Unlimited File Storage
If you use a lot of images in your projects, especially from clients, Asana lets you save an unlimited number of these whether you’re using the free or premium services.
But, you’re limited to 100MB per file shared. This works great for basic JPGs, GIFs, PNGs, and the like. And if you save MKV files for video, you should be able to share shorter clips.
Unfortunately, I’m also trying to do video content to accompany the blogs. And saving something like a large, 4.3GB MPEG-4 file is impossible in Asana.
Still, there are ways to work around this issue. Like I said, it can handle a lot of MKVs in contrast, as those video files are much smaller in comparison.
Limited Color Palette
At the time of this blog post, Asana only gives you access to 16 colors when assigning them to projects. I know most of you probably don’t care, but I like to use color as a quick way to recognize which projects are due.
Having access to a hexadecimal system would have been much better for someone who keeps track of many things at once.
Would I Recommend Using Asana as a Writer?
From a freelance writer and blogger perspective, Asana has a lot to offer. Not only does it give you unlimited projects in the free version, but you can easily keep track of what needs to be done on any specific day.
As I mentioned earlier, I use it to keep track of all my blogs. This includes the blog posts I need, revamps I want to make, assigning writers, and managing overall workflow.
As a freelancer, I’m able to keep track of the time I spend on client content, using content mills as projects to manage time, and share files for post images.

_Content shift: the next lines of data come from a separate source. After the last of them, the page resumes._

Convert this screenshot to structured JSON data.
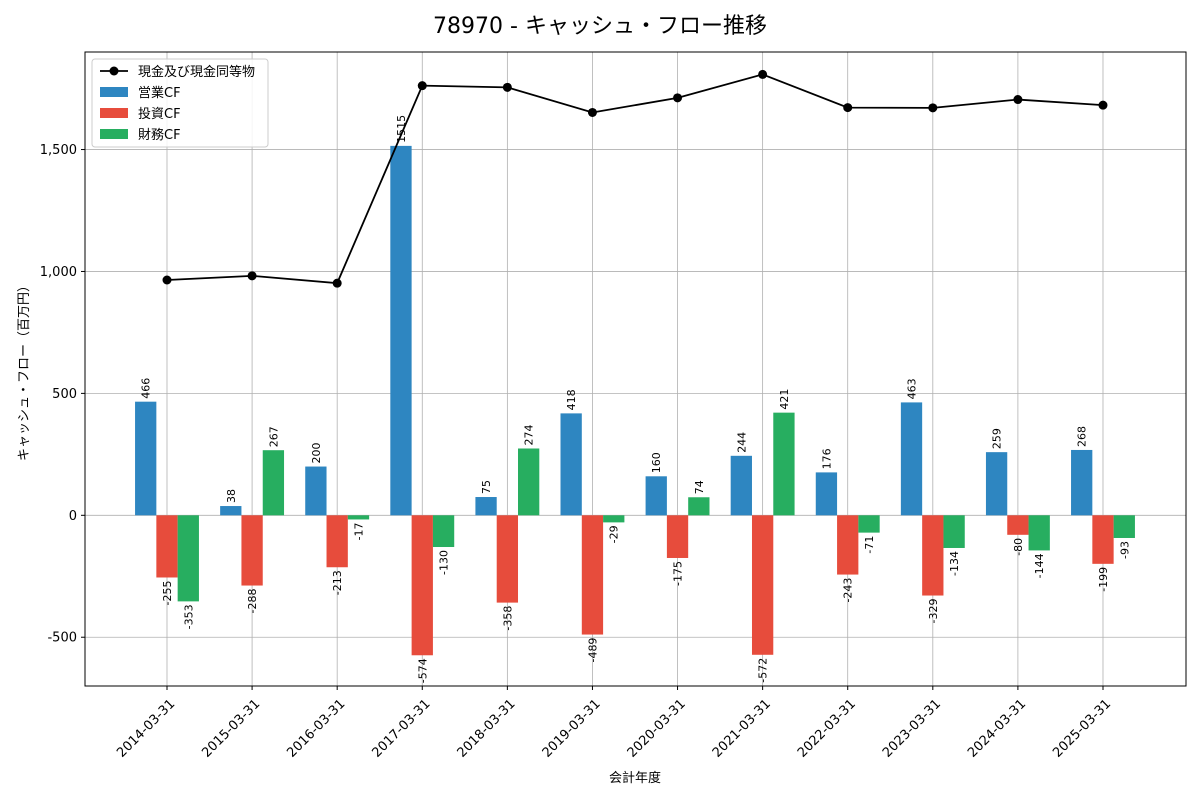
{
  "chart_data": {
    "type": "bar+line",
    "title": "78970 - キャッシュ・フロー推移",
    "xlabel": "会計年度",
    "ylabel": "キャッシュ・フロー（百万円）",
    "ylim": [
      -700,
      1900
    ],
    "yticks": [
      -500,
      0,
      500,
      1000,
      1500
    ],
    "ytick_labels": [
      "-500",
      "0",
      "500",
      "1,000",
      "1,500"
    ],
    "grid": true,
    "legend_position": "top-left",
    "categories": [
      "2014-03-31",
      "2015-03-31",
      "2016-03-31",
      "2017-03-31",
      "2018-03-31",
      "2019-03-31",
      "2020-03-31",
      "2021-03-31",
      "2022-03-31",
      "2023-03-31",
      "2024-03-31",
      "2025-03-31"
    ],
    "series": [
      {
        "name": "営業CF",
        "kind": "bar",
        "color": "#2e86c1",
        "values": [
          466,
          38,
          200,
          1515,
          75,
          418,
          160,
          244,
          176,
          463,
          259,
          268
        ]
      },
      {
        "name": "投資CF",
        "kind": "bar",
        "color": "#e74c3c",
        "values": [
          -255,
          -288,
          -213,
          -574,
          -358,
          -489,
          -175,
          -572,
          -243,
          -329,
          -80,
          -199
        ]
      },
      {
        "name": "財務CF",
        "kind": "bar",
        "color": "#27ae60",
        "values": [
          -353,
          267,
          -17,
          -130,
          274,
          -29,
          74,
          421,
          -71,
          -134,
          -144,
          -93
        ]
      },
      {
        "name": "現金及び現金同等物",
        "kind": "line",
        "color": "#000000",
        "values": [
          965,
          982,
          952,
          1762,
          1755,
          1652,
          1712,
          1808,
          1672,
          1671,
          1705,
          1682
        ]
      }
    ],
    "legend_order": [
      "現金及び現金同等物",
      "営業CF",
      "投資CF",
      "財務CF"
    ]
  }
}
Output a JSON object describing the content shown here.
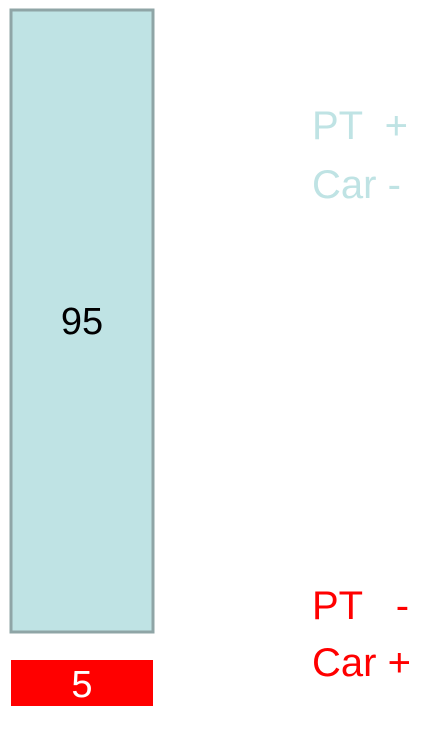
{
  "chart_data": {
    "type": "bar",
    "stacked": true,
    "categories": [
      ""
    ],
    "series": [
      {
        "name": "PT + Car -",
        "values": [
          95
        ],
        "color": "#bfe3e4"
      },
      {
        "name": "PT - Car +",
        "values": [
          5
        ],
        "color": "#ff0000"
      }
    ],
    "data_labels": [
      "95",
      "5"
    ],
    "ylim": [
      0,
      100
    ],
    "grid": false,
    "legend_placement": "right"
  },
  "legend": {
    "top": {
      "line1": "PT  +",
      "line2": "Car -",
      "color": "#bfe3e4"
    },
    "bottom": {
      "line1": "PT   -",
      "line2": "Car +",
      "color": "#ff0000"
    }
  },
  "colors": {
    "bar_top_border": "#8fa5a6",
    "label_text": "#000000",
    "label_text_on_red": "#ffffff"
  }
}
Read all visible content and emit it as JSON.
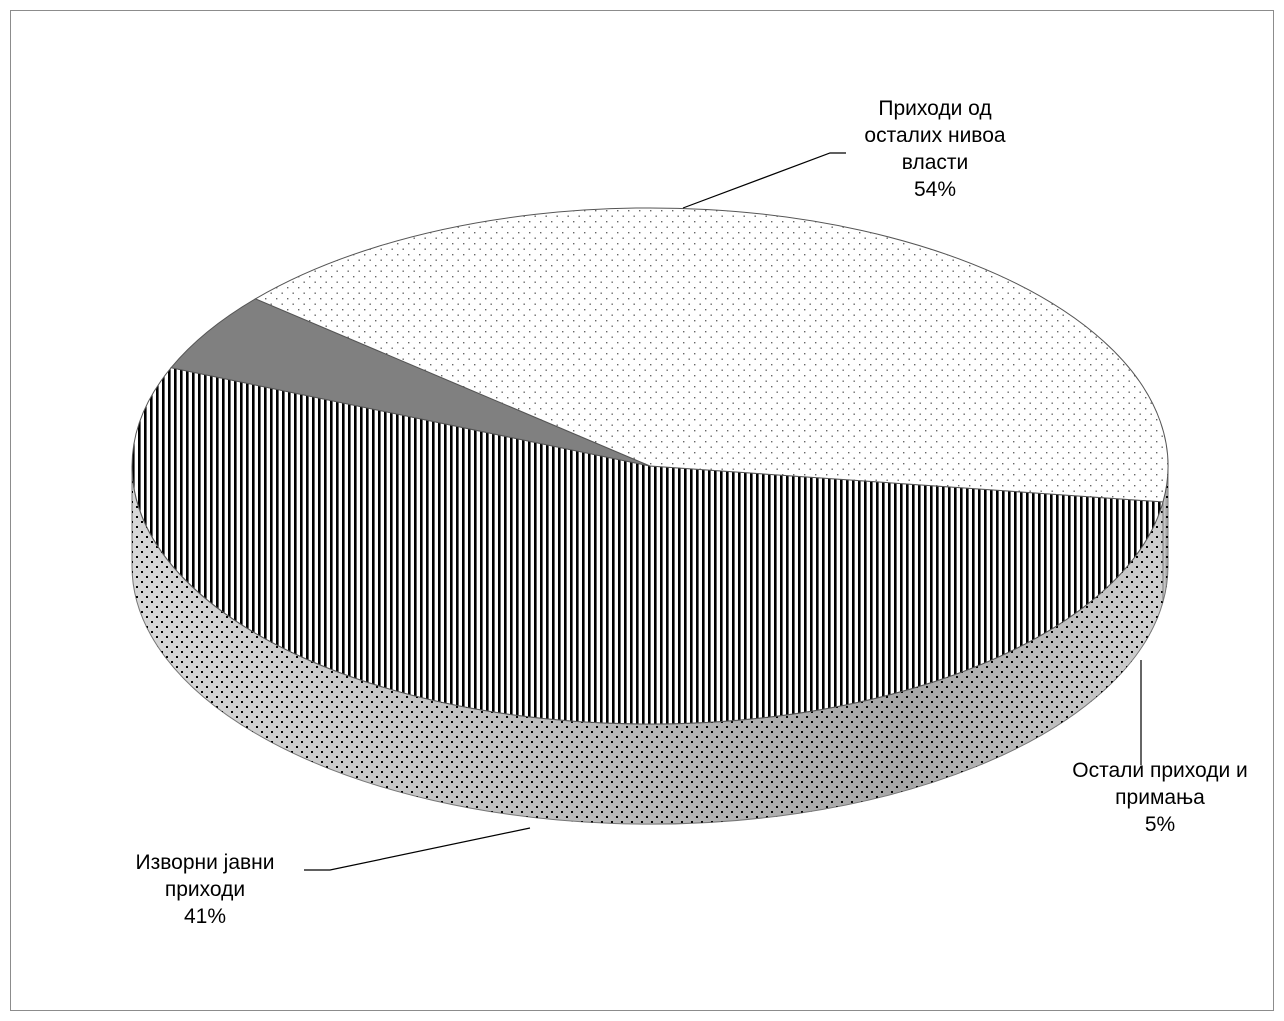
{
  "chart_data": {
    "type": "pie",
    "style": "3d",
    "slices": [
      {
        "label_lines": [
          "Приходи од",
          "осталих нивоа",
          "власти"
        ],
        "value": 54,
        "value_label": "54%",
        "pattern": "vertical-stripes",
        "color": "#000000"
      },
      {
        "label_lines": [
          "Остали приходи и",
          "примања"
        ],
        "value": 5,
        "value_label": "5%",
        "pattern": "solid",
        "color": "#808080"
      },
      {
        "label_lines": [
          "Изворни јавни",
          "приходи"
        ],
        "value": 41,
        "value_label": "41%",
        "pattern": "dots",
        "color": "#000000"
      }
    ],
    "legend": "none",
    "grid": false
  }
}
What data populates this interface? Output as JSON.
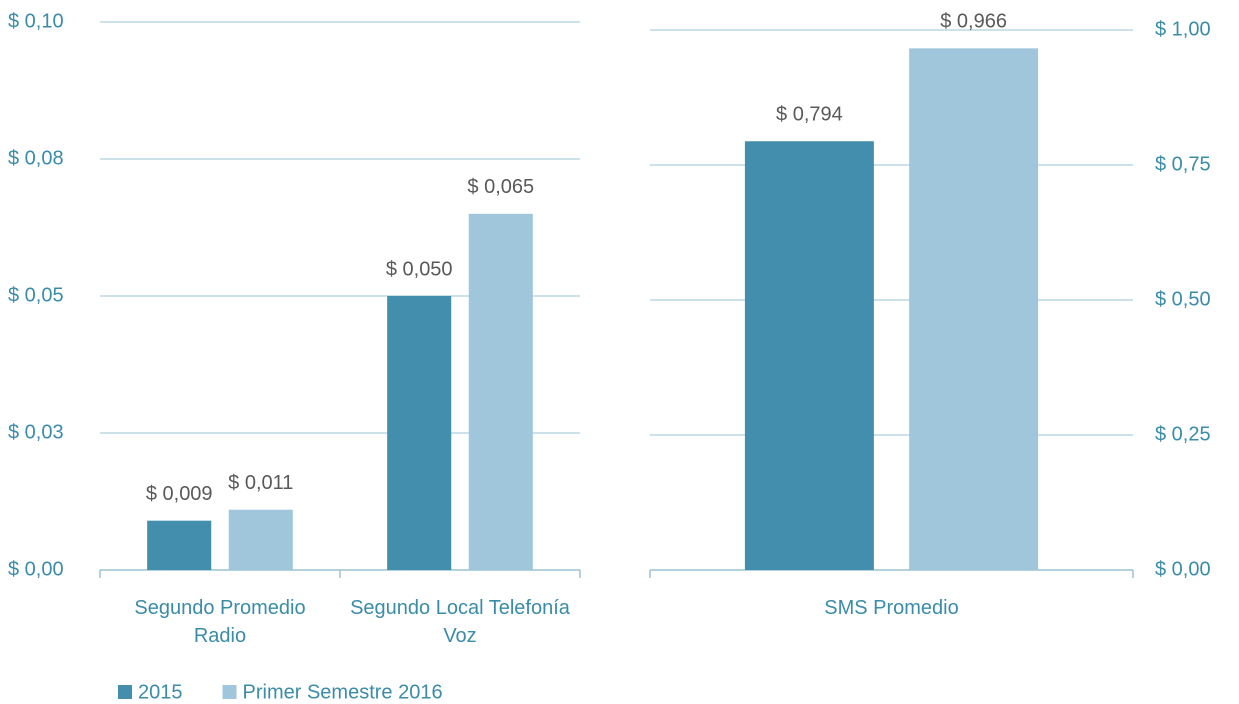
{
  "chart_data": [
    {
      "type": "bar",
      "categories": [
        "Segundo Promedio Radio",
        "Segundo Local Telefonía Voz"
      ],
      "series": [
        {
          "name": "2015",
          "color": "#428eac",
          "values": [
            0.009,
            0.05
          ],
          "value_labels": [
            "$ 0,009",
            "$ 0,050"
          ]
        },
        {
          "name": "Primer Semestre 2016",
          "color": "#a0c6dc",
          "values": [
            0.011,
            0.065
          ],
          "value_labels": [
            "$ 0,011",
            "$ 0,065"
          ]
        }
      ],
      "ylim": [
        0,
        0.1
      ],
      "yticks": [
        {
          "value": 0,
          "label": "$ 0,00"
        },
        {
          "value": 0.025,
          "label": "$ 0,03"
        },
        {
          "value": 0.05,
          "label": "$ 0,05"
        },
        {
          "value": 0.075,
          "label": "$ 0,08"
        },
        {
          "value": 0.1,
          "label": "$ 0,10"
        }
      ],
      "grid": true
    },
    {
      "type": "bar",
      "categories": [
        "SMS Promedio"
      ],
      "series": [
        {
          "color": "#428eac",
          "values": [
            0.794
          ],
          "value_labels": [
            "$ 0,794"
          ]
        },
        {
          "color": "#a0c6dc",
          "values": [
            0.966
          ],
          "value_labels": [
            "$ 0,966"
          ]
        }
      ],
      "ylim": [
        0,
        1
      ],
      "yticks": [
        {
          "value": 0,
          "label": "$ 0,00"
        },
        {
          "value": 0.25,
          "label": "$ 0,25"
        },
        {
          "value": 0.5,
          "label": "$ 0,50"
        },
        {
          "value": 0.75,
          "label": "$ 0,75"
        },
        {
          "value": 1,
          "label": "$ 1,00"
        }
      ],
      "grid": true
    }
  ]
}
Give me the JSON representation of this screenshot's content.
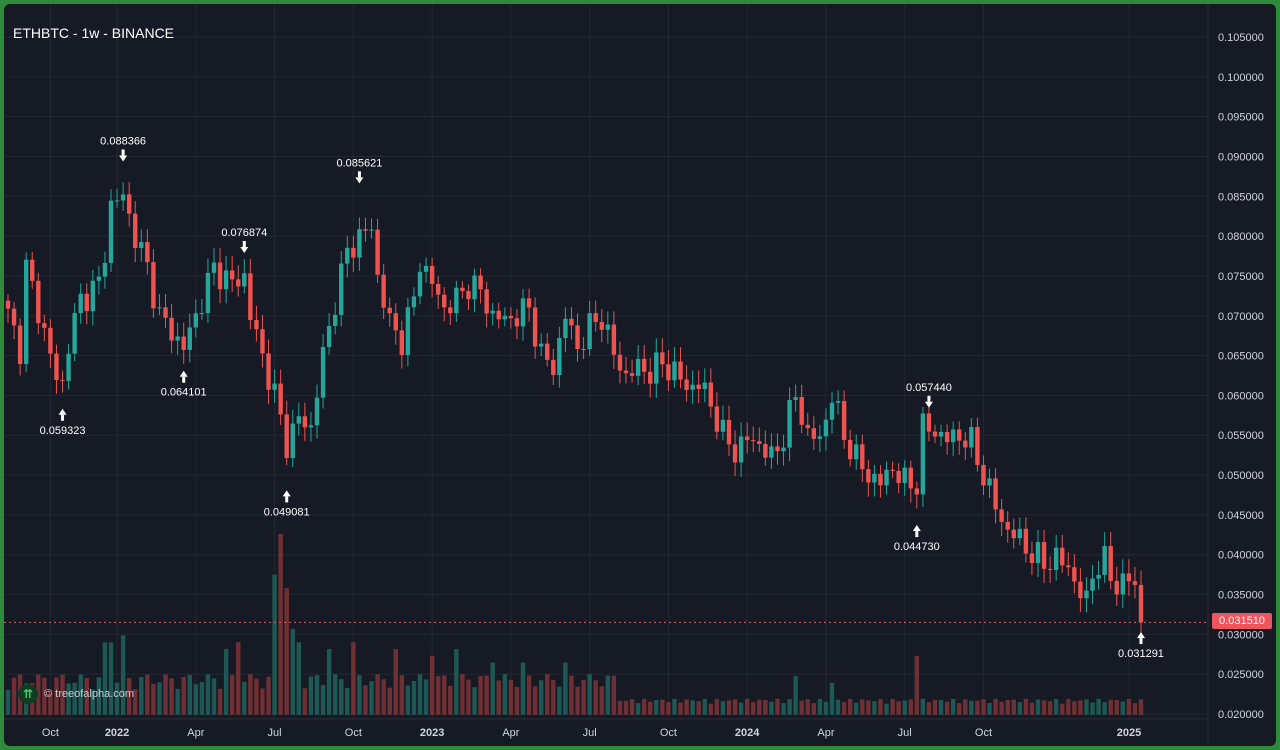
{
  "title": "ETHBTC - 1w - BINANCE",
  "watermark": "© treeofalpha.com",
  "last_price_label": "0.031510",
  "colors": {
    "up": "#26a69a",
    "down": "#ef5350",
    "background": "#161a25",
    "grid": "#232734",
    "text": "#d1d4dc",
    "frame": "#2e8b3a"
  },
  "chart_data": {
    "type": "candlestick",
    "title": "ETHBTC - 1w - BINANCE",
    "x_tick_labels": [
      "Oct",
      "2022",
      "Apr",
      "Jul",
      "Oct",
      "2023",
      "Apr",
      "Jul",
      "Oct",
      "2024",
      "Apr",
      "Jul",
      "Oct",
      "2025"
    ],
    "y_tick_labels": [
      "0.105000",
      "0.100000",
      "0.095000",
      "0.090000",
      "0.085000",
      "0.080000",
      "0.075000",
      "0.070000",
      "0.065000",
      "0.060000",
      "0.055000",
      "0.050000",
      "0.045000",
      "0.040000",
      "0.035000",
      "0.030000",
      "0.025000",
      "0.020000"
    ],
    "ylim": [
      0.02,
      0.107
    ],
    "last_price": 0.03151,
    "annotations": [
      {
        "label": "0.088366",
        "type": "high",
        "week": 19
      },
      {
        "label": "0.059323",
        "type": "low",
        "week": 9
      },
      {
        "label": "0.064101",
        "type": "low",
        "week": 29
      },
      {
        "label": "0.076874",
        "type": "high",
        "week": 39
      },
      {
        "label": "0.049081",
        "type": "low",
        "week": 46
      },
      {
        "label": "0.085621",
        "type": "high",
        "week": 58
      },
      {
        "label": "0.057440",
        "type": "high",
        "week": 152
      },
      {
        "label": "0.044730",
        "type": "low",
        "week": 150
      },
      {
        "label": "0.031291",
        "type": "low",
        "week": 187
      }
    ],
    "anchors": [
      [
        0,
        0.07
      ],
      [
        2,
        0.066
      ],
      [
        3,
        0.076
      ],
      [
        6,
        0.068
      ],
      [
        8,
        0.062
      ],
      [
        9,
        0.0615
      ],
      [
        10,
        0.0665
      ],
      [
        12,
        0.072
      ],
      [
        15,
        0.074
      ],
      [
        16,
        0.078
      ],
      [
        17,
        0.084
      ],
      [
        19,
        0.085
      ],
      [
        21,
        0.08
      ],
      [
        23,
        0.076
      ],
      [
        25,
        0.07
      ],
      [
        27,
        0.068
      ],
      [
        29,
        0.066
      ],
      [
        31,
        0.07
      ],
      [
        34,
        0.076
      ],
      [
        37,
        0.074
      ],
      [
        39,
        0.075
      ],
      [
        40,
        0.07
      ],
      [
        42,
        0.065
      ],
      [
        44,
        0.06
      ],
      [
        46,
        0.054
      ],
      [
        48,
        0.057
      ],
      [
        50,
        0.056
      ],
      [
        52,
        0.065
      ],
      [
        54,
        0.072
      ],
      [
        56,
        0.078
      ],
      [
        58,
        0.08
      ],
      [
        60,
        0.081
      ],
      [
        61,
        0.075
      ],
      [
        63,
        0.069
      ],
      [
        65,
        0.067
      ],
      [
        67,
        0.072
      ],
      [
        68,
        0.077
      ],
      [
        70,
        0.074
      ],
      [
        72,
        0.071
      ],
      [
        74,
        0.072
      ],
      [
        76,
        0.074
      ],
      [
        78,
        0.073
      ],
      [
        80,
        0.07
      ],
      [
        82,
        0.0695
      ],
      [
        84,
        0.07
      ],
      [
        86,
        0.071
      ],
      [
        88,
        0.065
      ],
      [
        90,
        0.0635
      ],
      [
        92,
        0.07
      ],
      [
        94,
        0.066
      ],
      [
        96,
        0.0685
      ],
      [
        98,
        0.07
      ],
      [
        100,
        0.065
      ],
      [
        102,
        0.0625
      ],
      [
        104,
        0.0635
      ],
      [
        106,
        0.063
      ],
      [
        108,
        0.064
      ],
      [
        110,
        0.063
      ],
      [
        112,
        0.061
      ],
      [
        114,
        0.0615
      ],
      [
        116,
        0.059
      ],
      [
        118,
        0.055
      ],
      [
        120,
        0.053
      ],
      [
        122,
        0.0545
      ],
      [
        124,
        0.054
      ],
      [
        126,
        0.052
      ],
      [
        128,
        0.055
      ],
      [
        130,
        0.06
      ],
      [
        132,
        0.055
      ],
      [
        134,
        0.0545
      ],
      [
        136,
        0.06
      ],
      [
        138,
        0.055
      ],
      [
        140,
        0.052
      ],
      [
        142,
        0.05
      ],
      [
        144,
        0.049
      ],
      [
        146,
        0.051
      ],
      [
        148,
        0.049
      ],
      [
        150,
        0.049
      ],
      [
        151,
        0.056
      ],
      [
        153,
        0.0555
      ],
      [
        155,
        0.0545
      ],
      [
        157,
        0.055
      ],
      [
        159,
        0.054
      ],
      [
        161,
        0.05
      ],
      [
        163,
        0.046
      ],
      [
        165,
        0.043
      ],
      [
        167,
        0.042
      ],
      [
        169,
        0.04
      ],
      [
        171,
        0.039
      ],
      [
        173,
        0.0395
      ],
      [
        175,
        0.0385
      ],
      [
        177,
        0.035
      ],
      [
        178,
        0.034
      ],
      [
        179,
        0.038
      ],
      [
        181,
        0.039
      ],
      [
        183,
        0.036
      ],
      [
        185,
        0.037
      ],
      [
        186,
        0.036
      ],
      [
        187,
        0.0315
      ]
    ],
    "volume_spikes": [
      [
        44,
        0.1
      ],
      [
        45,
        0.13
      ],
      [
        46,
        0.09
      ],
      [
        47,
        0.06
      ],
      [
        48,
        0.05
      ],
      [
        16,
        0.05
      ],
      [
        17,
        0.05
      ],
      [
        19,
        0.055
      ],
      [
        36,
        0.045
      ],
      [
        38,
        0.05
      ],
      [
        53,
        0.045
      ],
      [
        57,
        0.05
      ],
      [
        64,
        0.045
      ],
      [
        70,
        0.04
      ],
      [
        74,
        0.045
      ],
      [
        80,
        0.035
      ],
      [
        85,
        0.035
      ],
      [
        92,
        0.035
      ],
      [
        150,
        0.04
      ],
      [
        130,
        0.025
      ],
      [
        136,
        0.02
      ]
    ]
  }
}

Unfortunately, you’ll have to upgrade to a premium account if you want to invite an unlimited number of guest users as clients. Otherwise, you can add and remove clients per job. It’s a bit of a pain, but much cheaper overall, especially if you’re just starting out.
So the short answer is yes, I would recommend using Asana to keep track of your writing gigs or personal projects. And since it’s free, you can try it yourself without worrying about fees or trial periods.
Asana is a Great Tool
Using project management apps is greatly beneficial from blogging to freelance writing. Instead of using a spreadsheet to keep track of individual tasks, systems like Asana streamline the process.
For me, it’s been one of the most utilized platforms on my computer. Especially since it’s a free system to start.
Find what works for you and get the most out of your day. Apps like this can work wonders from a personal and professional standpoint.